The litigation sprang from a 2012 squeeze-out of Zhongpin investors by Xianfu Zhu, the company’s de facto controlling stockholder.  Zhu caused Zhongpin to enter a transaction with two of his wholly owned entities whereby the minority stockholders of Zhongpin were cashed out for inadequate consideration. That transaction prompted breach-of-duty claims against the Class Action Defendants that resulted in a default judgment after Zhu and his directors and officers stopped paying their defense firm, failed to hire a replacement, stopped defending the action and “disappeared” in China, the court said.

The insurance action

Following the default judgment, the plaintiff shareholders tried to collect from the D&O insurer on behalf of the company because it came in a derivative action and because Zhu, the directors and officers and company and its assets were in China and allegedly could not be located, let alone reached.

Vice Chancellor Slights decided that “this is fundamentally a breach of contract action for money damages, which is the traditional province of the Superior Court.”  Transfer to Superior Court will not involve delay while another judge is forced to become familiar with a complex case, he said, because the insurance action is separate and new, and plays to the experience and strength of the Superior Court. Rodriguez, et al. v. Great American Insurance Co., No. 2020-0387-JRS letter opinion issued (Del. Ch. Oct. 20, 2021).  (Notably, the Vice Chancellor, in the past, spent many years as a Superior Court Judge before being appointed to the Court of Chancery.)

The Superior Court opinion

In his February 23 Superior Court opinion on a renewed motion to dismiss, the Vice Chancellor  noted that as of that date, plaintiffs have been unable to locate—much less execute  the default judgment on any defendants “presumably because they all reside in China.”

No standing

He said in cases such as this the issue of standing is so closely related to the merits, a motion to dismiss is considered under Rule 12(b)(6) rather than Rule 12(b)(1).  The Vice Chancellor noted three theories of standing where the third party:

  1. Has received a valid assignment of the claim from the inured,
  2. Is an intended third-party beneficiary of the insurance contract, or
  3. Qualifies for subrogation

There is no valid assignment of standing, he said.

As to third-party beneficiary standing, the Vice Chancellor ruled that “If the third party either accidentally or indirectly benefits from the promise, then the third party is deemed as incidental beneficiary and has no right to enforce the contract” and the Zhongpin insureds certainly never intended coverage to benefit the stockholder claimants.

As to subrogation standing, he said neither statutory nor equitable subrogation is available.
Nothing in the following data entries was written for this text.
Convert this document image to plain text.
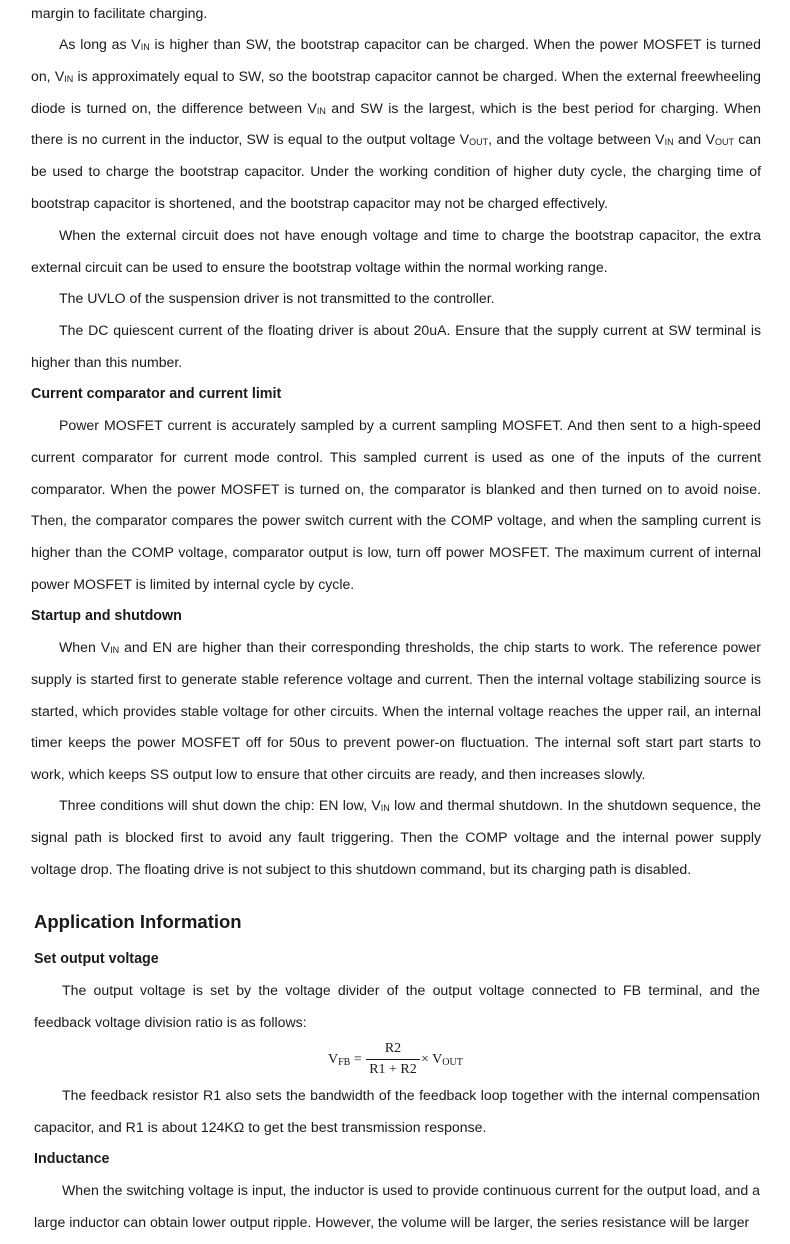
margin to facilitate charging.

As long as $V_{IN}$ is higher than SW, the bootstrap capacitor can be charged. When the power MOSFET is turned on, $V_{IN}$ is approximately equal to SW, so the bootstrap capacitor cannot be charged. When the external freewheeling diode is turned on, the difference between $V_{IN}$ and SW is the largest, which is the best period for charging. When there is no current in the inductor, SW is equal to the output voltage $V_{OUT}$, and the voltage between $V_{IN}$ and $V_{OUT}$ can be used to charge the bootstrap capacitor. Under the working condition of higher duty cycle, the charging time of bootstrap capacitor is shortened, and the bootstrap capacitor may not be charged effectively.

When the external circuit does not have enough voltage and time to charge the bootstrap capacitor, the extra external circuit can be used to ensure the bootstrap voltage within the normal working range.

The UVLO of the suspension driver is not transmitted to the controller.

The DC quiescent current of the floating driver is about 20uA. Ensure that the supply current at SW terminal is higher than this number.

Current comparator and current limit

Power MOSFET current is accurately sampled by a current sampling MOSFET. And then sent to a high-speed current comparator for current mode control. This sampled current is used as one of the inputs of the current comparator. When the power MOSFET is turned on, the comparator is blanked and then turned on to avoid noise. Then, the comparator compares the power switch current with the COMP voltage, and when the sampling current is higher than the COMP voltage, comparator output is low, turn off power MOSFET. The maximum current of internal power MOSFET is limited by internal cycle by cycle.

Startup and shutdown

When $V_{IN}$ and EN are higher than their corresponding thresholds, the chip starts to work. The reference power supply is started first to generate stable reference voltage and current. Then the internal voltage stabilizing source is started, which provides stable voltage for other circuits. When the internal voltage reaches the upper rail, an internal timer keeps the power MOSFET off for 50us to prevent power-on fluctuation. The internal soft start part starts to work, which keeps SS output low to ensure that other circuits are ready, and then increases slowly.

Three conditions will shut down the chip: EN low, $V_{IN}$ low and thermal shutdown. In the shutdown sequence, the signal path is blocked first to avoid any fault triggering. Then the COMP voltage and the internal power supply voltage drop. The floating drive is not subject to this shutdown command, but its charging path is disabled.

Application Information
Set output voltage

The output voltage is set by the voltage divider of the output voltage connected to FB terminal, and the feedback voltage division ratio is as follows:

VFB =
R2
R1 + R2
× VOUT

The feedback resistor R1 also sets the bandwidth of the feedback loop together with the internal compensation capacitor, and R1 is about 124KΩ to get the best transmission response.

Inductance

When the switching voltage is input, the inductor is used to provide continuous current for the output load, and a large inductor can obtain lower output ripple. However, the volume will be larger, the series resistance will be larger
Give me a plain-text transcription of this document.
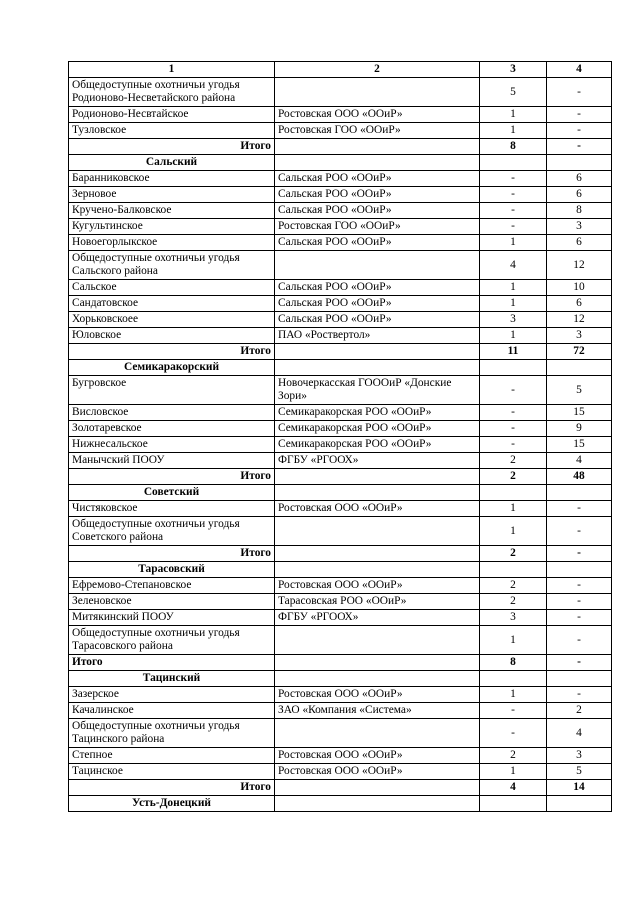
1	2	3	4
Общедоступные охотничьи угодья Родионово-Несветайского района		5	-
Родионово-Несвтайское	Ростовская ООО «ООиР»	1	-
Тузловское	Ростовская ГОО «ООиР»	1	-
Итого		8	-
Сальский			
Баранниковское	Сальская РОО «ООиР»	-	6
Зерновое	Сальская РОО «ООиР»	-	6
Кручено-Балковское	Сальская РОО «ООиР»	-	8
Кугультинское	Ростовская ГОО «ООиР»	-	3
Новоегорлыкское	Сальская РОО «ООиР»	1	6
Общедоступные охотничьи угодья Сальского района		4	12
Сальское	Сальская РОО «ООиР»	1	10
Сандатовское	Сальская РОО «ООиР»	1	6
Хорьковскоее	Сальская РОО «ООиР»	3	12
Юловское	ПАО «Роствертол»	1	3
Итого		11	72
Семикаракорский			
Бугровское	Новочеркасская ГОООиР «Донские Зори»	-	5
Висловское	Семикаракорская РОО «ООиР»	-	15
Золотаревское	Семикаракорская РОО «ООиР»	-	9
Нижнесальское	Семикаракорская РОО «ООиР»	-	15
Манычский ПООУ	ФГБУ «РГООХ»	2	4
Итого		2	48
Советский			
Чистяковское	Ростовская ООО «ООиР»	1	-
Общедоступные охотничьи угодья Советского района		1	-
Итого		2	-
Тарасовский			
Ефремово-Степановское	Ростовская ООО «ООиР»	2	-
Зеленовское	Тарасовская РОО «ООиР»	2	-
Митякинский ПООУ	ФГБУ «РГООХ»	3	-
Общедоступные охотничьи угодья Тарасовского района		1	-
Итого		8	-
Тацинский			
Зазерское	Ростовская ООО «ООиР»	1	-
Качалинское	ЗАО «Компания «Система»	-	2
Общедоступные охотничьи угодья Тацинского района		-	4
Степное	Ростовская ООО «ООиР»	2	3
Тацинское	Ростовская ООО «ООиР»	1	5
Итого		4	14
Усть-Донецкий			
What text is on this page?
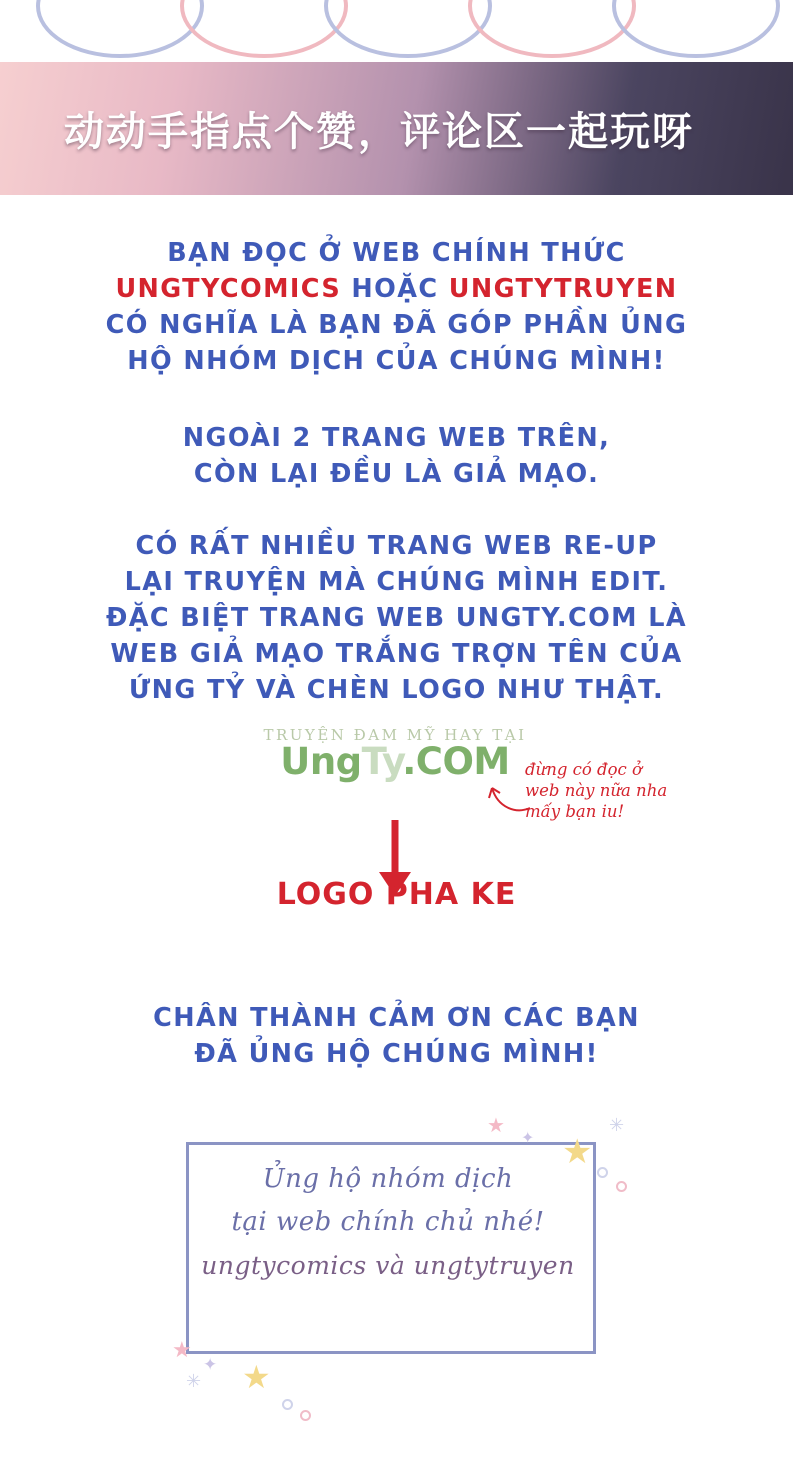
动动手指点个赞，评论区一起玩呀
BẠN ĐỌC Ở WEB CHÍNH THỨC
UNGTYCOMICS HOẶC UNGTYTRUYEN
CÓ NGHĨA LÀ BẠN ĐÃ GÓP PHẦN ỦNG
HỘ NHÓM DỊCH CỦA CHÚNG MÌNH!
NGOÀI 2 TRANG WEB TRÊN,
CÒN LẠI ĐỀU LÀ GIẢ MẠO.
CÓ RẤT NHIỀU TRANG WEB RE-UP
LẠI TRUYỆN MÀ CHÚNG MÌNH EDIT.
ĐẶC BIỆT TRANG WEB UNGTY.COM LÀ
WEB GIẢ MẠO TRẮNG TRỢN TÊN CỦA
ỨNG TỶ VÀ CHÈN LOGO NHƯ THẬT.
TRUYỆN ĐAM MỸ HAY TẠI
UngTy.COM đừng có đọc ở
web này nữa nha
mấy bạn iu!
LOGO PHA KE
CHÂN THÀNH CẢM ƠN CÁC BẠN
ĐÃ ỦNG HỘ CHÚNG MÌNH!
Ủng hộ nhóm dịch
tại web chính chủ nhé!
ungtycomics và ungtytruyen
★
✦ ★
✳
★
✦ ★
✳
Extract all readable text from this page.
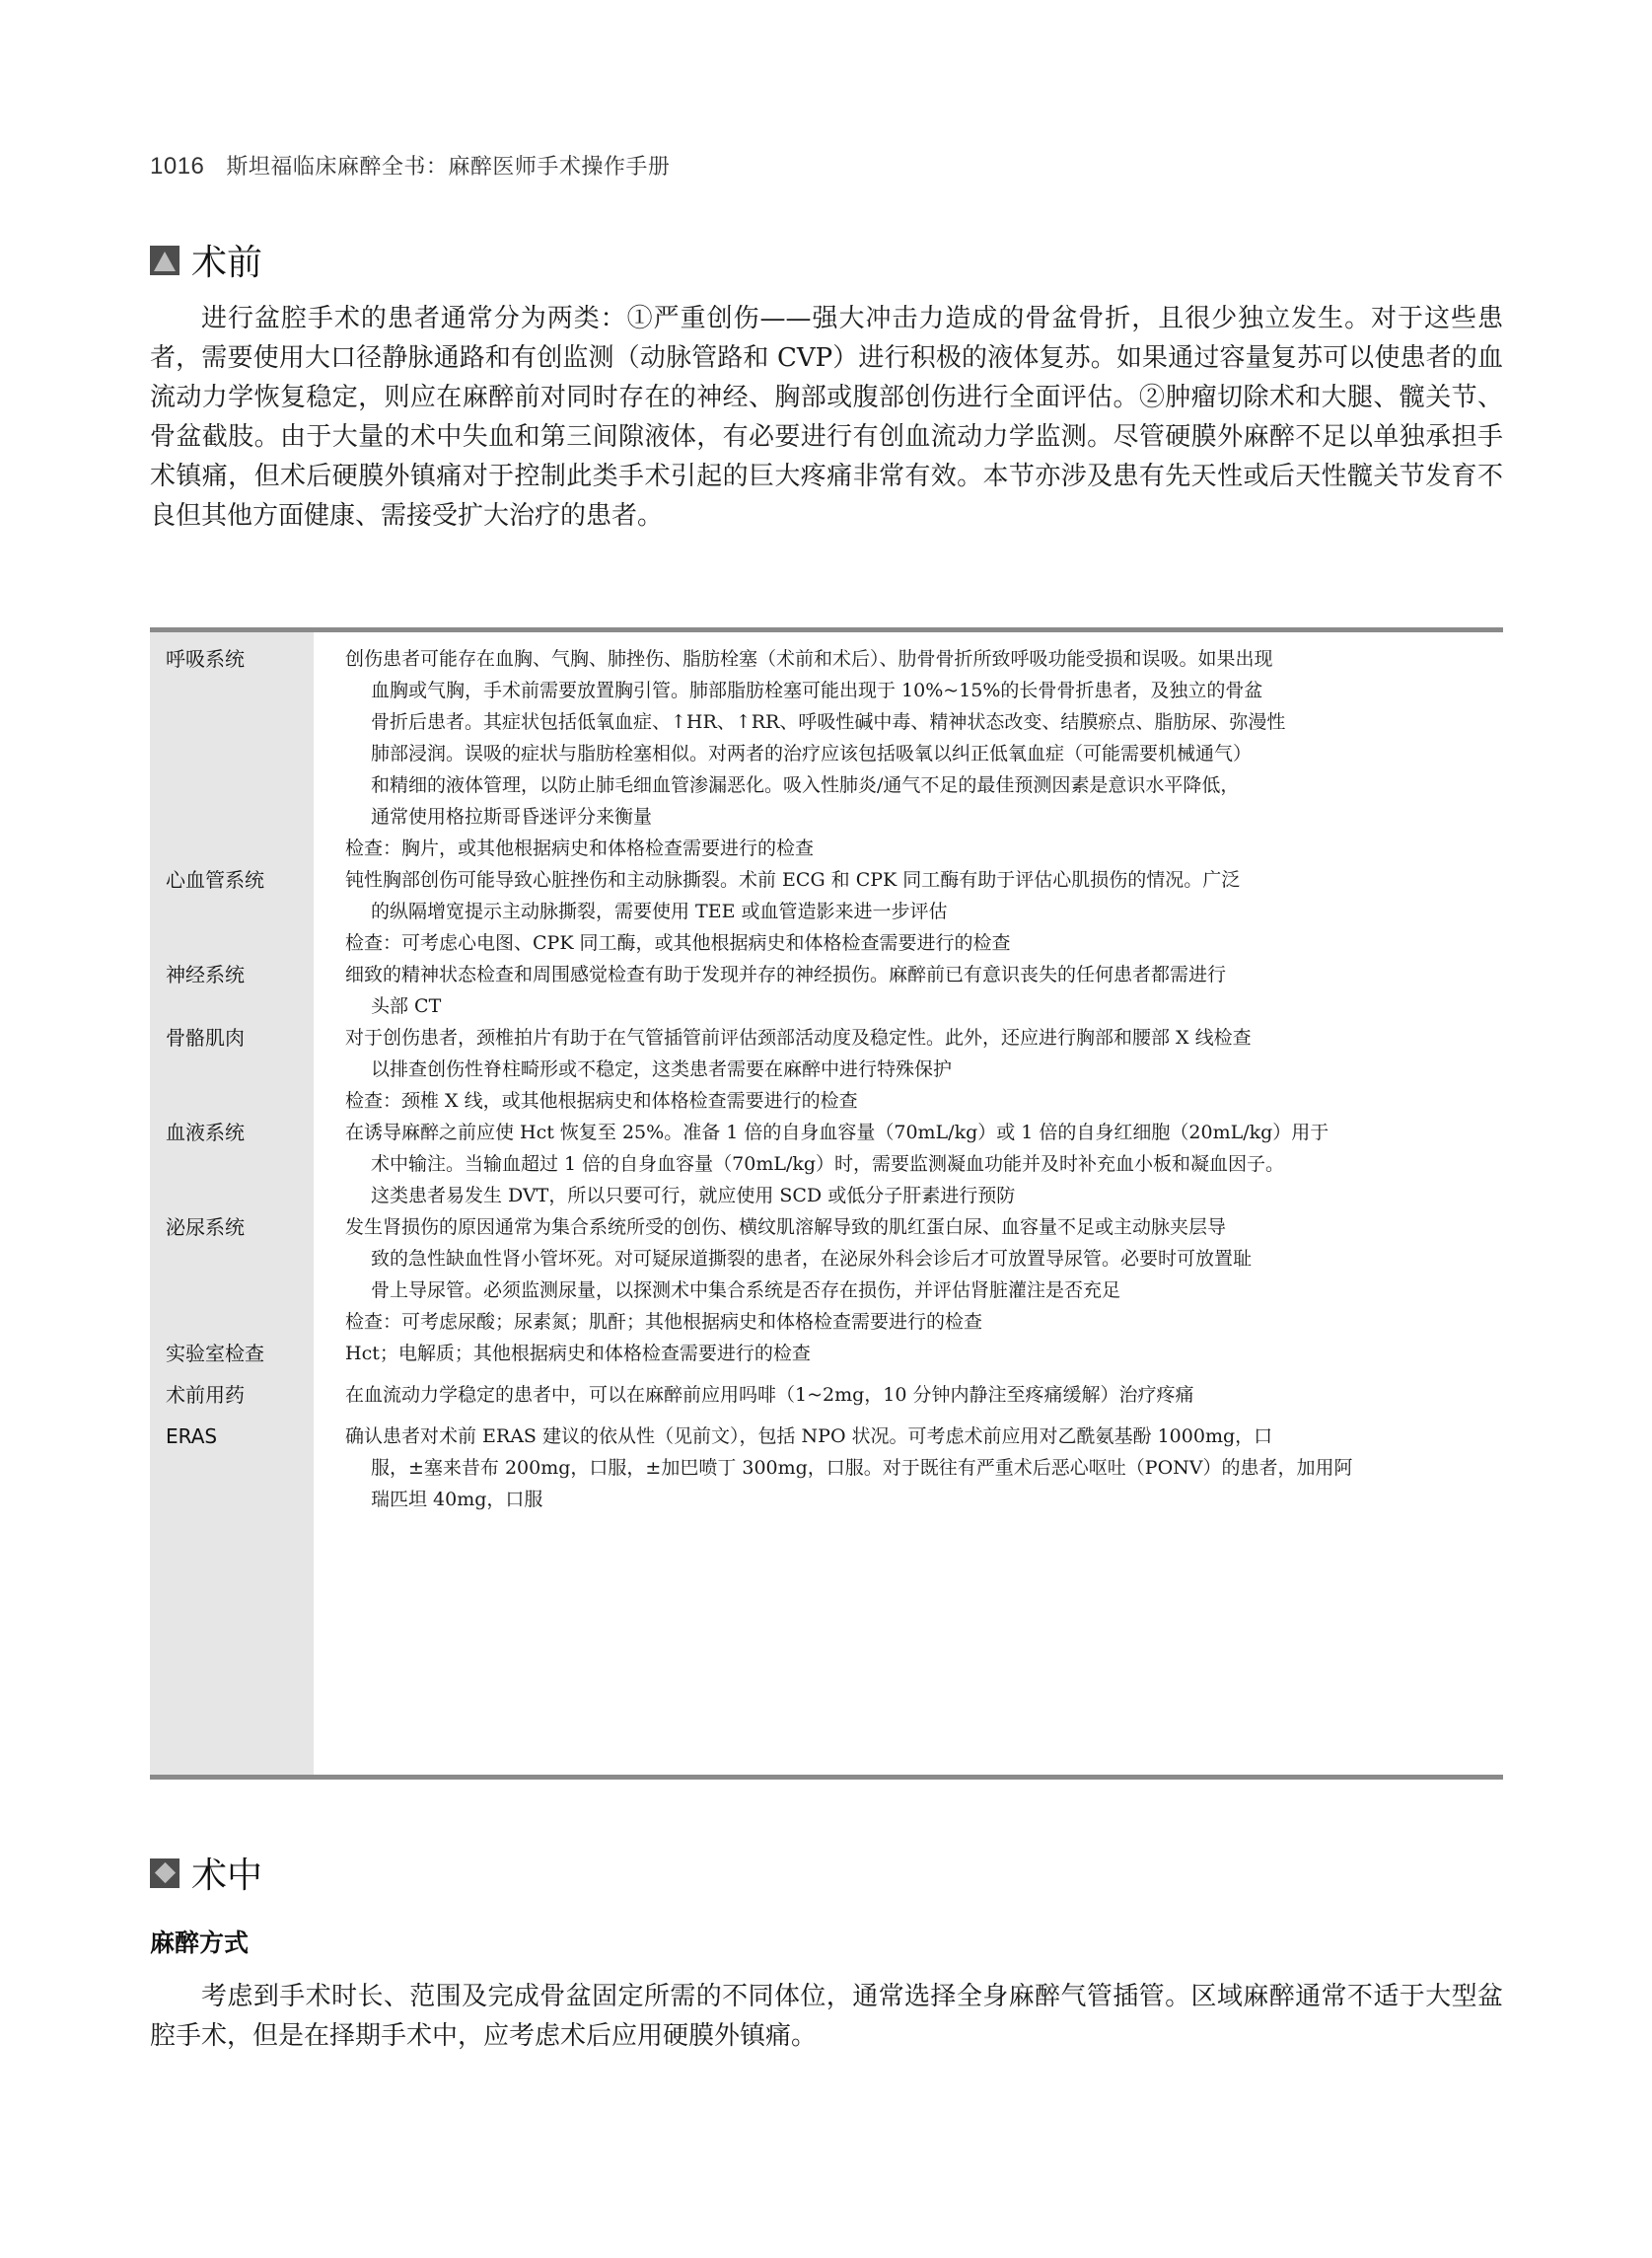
1016 斯坦福临床麻醉全书：麻醉医师手术操作手册
术前
进行盆腔手术的患者通常分为两类：①严重创伤——强大冲击力造成的骨盆骨折，且很少独立发生。对于这些患者，需要使用大口径静脉通路和有创监测（动脉管路和 CVP）进行积极的液体复苏。如果通过容量复苏可以使患者的血流动力学恢复稳定，则应在麻醉前对同时存在的神经、胸部或腹部创伤进行全面评估。②肿瘤切除术和大腿、髋关节、骨盆截肢。由于大量的术中失血和第三间隙液体，有必要进行有创血流动力学监测。尽管硬膜外麻醉不足以单独承担手术镇痛，但术后硬膜外镇痛对于控制此类手术引起的巨大疼痛非常有效。本节亦涉及患有先天性或后天性髋关节发育不良但其他方面健康、需接受扩大治疗的患者。
呼吸系统	创伤患者可能存在血胸、气胸、肺挫伤、脂肪栓塞（术前和术后）、肋骨骨折所致呼吸功能受损和误吸。如果出现
血胸或气胸，手术前需要放置胸引管。肺部脂肪栓塞可能出现于 10%~15%的长骨骨折患者，及独立的骨盆
骨折后患者。其症状包括低氧血症、↑HR、↑RR、呼吸性碱中毒、精神状态改变、结膜瘀点、脂肪尿、弥漫性
肺部浸润。误吸的症状与脂肪栓塞相似。对两者的治疗应该包括吸氧以纠正低氧血症（可能需要机械通气）
和精细的液体管理，以防止肺毛细血管渗漏恶化。吸入性肺炎/通气不足的最佳预测因素是意识水平降低，
通常使用格拉斯哥昏迷评分来衡量
检查：胸片，或其他根据病史和体格检查需要进行的检查
心血管系统	钝性胸部创伤可能导致心脏挫伤和主动脉撕裂。术前 ECG 和 CPK 同工酶有助于评估心肌损伤的情况。广泛
的纵隔增宽提示主动脉撕裂，需要使用 TEE 或血管造影来进一步评估
检查：可考虑心电图、CPK 同工酶，或其他根据病史和体格检查需要进行的检查
神经系统	细致的精神状态检查和周围感觉检查有助于发现并存的神经损伤。麻醉前已有意识丧失的任何患者都需进行
头部 CT
骨骼肌肉	对于创伤患者，颈椎拍片有助于在气管插管前评估颈部活动度及稳定性。此外，还应进行胸部和腰部 X 线检查
以排查创伤性脊柱畸形或不稳定，这类患者需要在麻醉中进行特殊保护
检查：颈椎 X 线，或其他根据病史和体格检查需要进行的检查
血液系统	在诱导麻醉之前应使 Hct 恢复至 25%。准备 1 倍的自身血容量（70mL/kg）或 1 倍的自身红细胞（20mL/kg）用于
术中输注。当输血超过 1 倍的自身血容量（70mL/kg）时，需要监测凝血功能并及时补充血小板和凝血因子。
这类患者易发生 DVT，所以只要可行，就应使用 SCD 或低分子肝素进行预防
泌尿系统	发生肾损伤的原因通常为集合系统所受的创伤、横纹肌溶解导致的肌红蛋白尿、血容量不足或主动脉夹层导
致的急性缺血性肾小管坏死。对可疑尿道撕裂的患者，在泌尿外科会诊后才可放置导尿管。必要时可放置耻
骨上导尿管。必须监测尿量，以探测术中集合系统是否存在损伤，并评估肾脏灌注是否充足
检查：可考虑尿酸；尿素氮；肌酐；其他根据病史和体格检查需要进行的检查
实验室检查	Hct；电解质；其他根据病史和体格检查需要进行的检查
术前用药	在血流动力学稳定的患者中，可以在麻醉前应用吗啡（1~2mg，10 分钟内静注至疼痛缓解）治疗疼痛
ERAS	确认患者对术前 ERAS 建议的依从性（见前文），包括 NPO 状况。可考虑术前应用对乙酰氨基酚 1000mg，口
服，±塞来昔布 200mg，口服，±加巴喷丁 300mg，口服。对于既往有严重术后恶心呕吐（PONV）的患者，加用阿
瑞匹坦 40mg，口服
术中
麻醉方式
考虑到手术时长、范围及完成骨盆固定所需的不同体位，通常选择全身麻醉气管插管。区域麻醉通常不适于大型盆腔手术，但是在择期手术中，应考虑术后应用硬膜外镇痛。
Finally, the fact that the Zhongpin insureds “failed to pay their lawyers…and then disappeared,” and when notified of plaintiffs’ intent to seek a default judgment in the underlying merger challenge, “they sat silent and, by their silence, acknowledged liability,” the court said.

“The insureds disappeared, leaving GAIC to hold the bag…a material breach of the of the GAIC policy,” the Vice Chancellor said in dismissing the coverage action.